Malgré cela, la recherche de profits et le besoin généralisé de déresponsabilisation (inavoué par les individus mais de plus en plus revendiqué par la société) font que les succès remportés par la génétique pour les maladies où le rôle d’un gène est déterminant conduisent aussitôt à la généralisation des conclusions à toutes les maladies qui sont susceptibles de rapporter de gros bénéfices (cancers, obésités, diabètes...).

Pire, mais inévitable puisque ce qui attire dans le "déterminisme génétique", c’est un peu le mythe du destin, on trouve partout l’idée que les comportements aussi seraient déterminés génétiquement. De gros battages médiatiques sont ainsi organisés autour du "chromosome du crime", du "gène de l’homosexualité" ou du "gène de l’alcoolisme", sans aucun fondement. À chaque fois, il ne s’agit que d’une équipe de chercheurs qui croit avoir trouvé que certains "marqueurs chromosomiques" se retrouvent en plus grande proportion chez les criminels, les homosexuels ou les alcooliques étudiés que chez des personnes de référence. Et à chaque fois, quand une autre équipe cherche à obtenir les mêmes résultats sur d’autres groupes de personnes, cela ne donne plus rien. Le plus étonnant serait que cela donne quelque chose. Et le plus révélateur de l’abusif et inquiétant rôle de la génétique dans nos sociétés, c’est que tant d’équipes cherchent à trouver une relation si simpliste entre gènes et comportement. Pourquoi toutes les relations pourtant évidentes et bien visibles entre les situations familiales, les expériences vécues, les conditions de vie et les comportements adoptés sont aussitôt oubliées, dès qu’apparaît l’ombre d’un gène "responsable" ?

Finalement, il se peut que la thérapie génique puisse guérir certaines maladies, pour lesquelles le rôle d’un gène est prédominant, et c’est tant mieux. Ils se peut même que, comme l’a affirmé lors d’une conférence l’actuel directeur du Généthon, on arrive à soigner des cancers par thérapie génique sans comprendre comment ça marche.

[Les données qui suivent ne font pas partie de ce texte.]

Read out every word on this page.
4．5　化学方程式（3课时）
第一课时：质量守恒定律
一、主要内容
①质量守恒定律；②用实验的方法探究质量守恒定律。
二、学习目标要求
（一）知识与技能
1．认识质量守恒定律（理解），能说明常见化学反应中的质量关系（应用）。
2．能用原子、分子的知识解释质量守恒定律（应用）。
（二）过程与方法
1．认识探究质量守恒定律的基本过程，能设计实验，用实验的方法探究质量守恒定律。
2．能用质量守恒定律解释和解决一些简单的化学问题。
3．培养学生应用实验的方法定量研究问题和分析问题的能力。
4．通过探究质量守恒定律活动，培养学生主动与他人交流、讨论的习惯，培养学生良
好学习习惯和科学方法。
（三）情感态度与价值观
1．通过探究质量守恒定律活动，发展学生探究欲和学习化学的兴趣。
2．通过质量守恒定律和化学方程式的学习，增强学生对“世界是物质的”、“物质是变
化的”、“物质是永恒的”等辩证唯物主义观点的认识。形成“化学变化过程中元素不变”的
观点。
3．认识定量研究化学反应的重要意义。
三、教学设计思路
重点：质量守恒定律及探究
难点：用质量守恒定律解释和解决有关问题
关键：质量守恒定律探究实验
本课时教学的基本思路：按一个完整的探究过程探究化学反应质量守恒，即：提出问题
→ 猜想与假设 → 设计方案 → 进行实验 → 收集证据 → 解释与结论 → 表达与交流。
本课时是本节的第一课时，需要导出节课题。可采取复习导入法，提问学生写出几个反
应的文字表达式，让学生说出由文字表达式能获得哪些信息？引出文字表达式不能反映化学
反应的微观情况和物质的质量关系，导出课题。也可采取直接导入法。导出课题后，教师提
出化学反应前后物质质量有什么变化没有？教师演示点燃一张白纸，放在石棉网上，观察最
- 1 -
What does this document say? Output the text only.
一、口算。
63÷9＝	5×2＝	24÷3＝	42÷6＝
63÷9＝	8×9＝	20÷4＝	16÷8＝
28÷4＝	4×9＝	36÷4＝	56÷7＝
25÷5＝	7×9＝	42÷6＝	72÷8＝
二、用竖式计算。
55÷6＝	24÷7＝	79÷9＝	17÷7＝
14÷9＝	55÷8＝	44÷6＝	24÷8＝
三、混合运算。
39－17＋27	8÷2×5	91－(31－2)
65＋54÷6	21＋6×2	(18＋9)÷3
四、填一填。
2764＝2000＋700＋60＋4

Mais il est sûr que la tendance généralisée à tout expliquer par un rédhibitoire "c’est dans les gènes !" est une absurdité sans nom qui n’a de raison d’être que la promotion d’une société individualiste et déresponsabilisante.

L’Eugène Noir & Rouge.

Le Combat Syndicaliste, nov.-déc. 2000


[1] Ceci est vrai pour toutes les cellules sauf pour la fabrication des spermatozoïdes et des ovules aux cours de laquelle se font des brassages chromosomiques.

[2] "Les imposteurs de la génétique", de Bertrand Jordan aux éditions du Seuil, 2000.

[3] "La fin du tout génétique ? Vers de nouveaux paradigmes en biologie", de Henri Atlan, INRA Ed., Paris, 1999.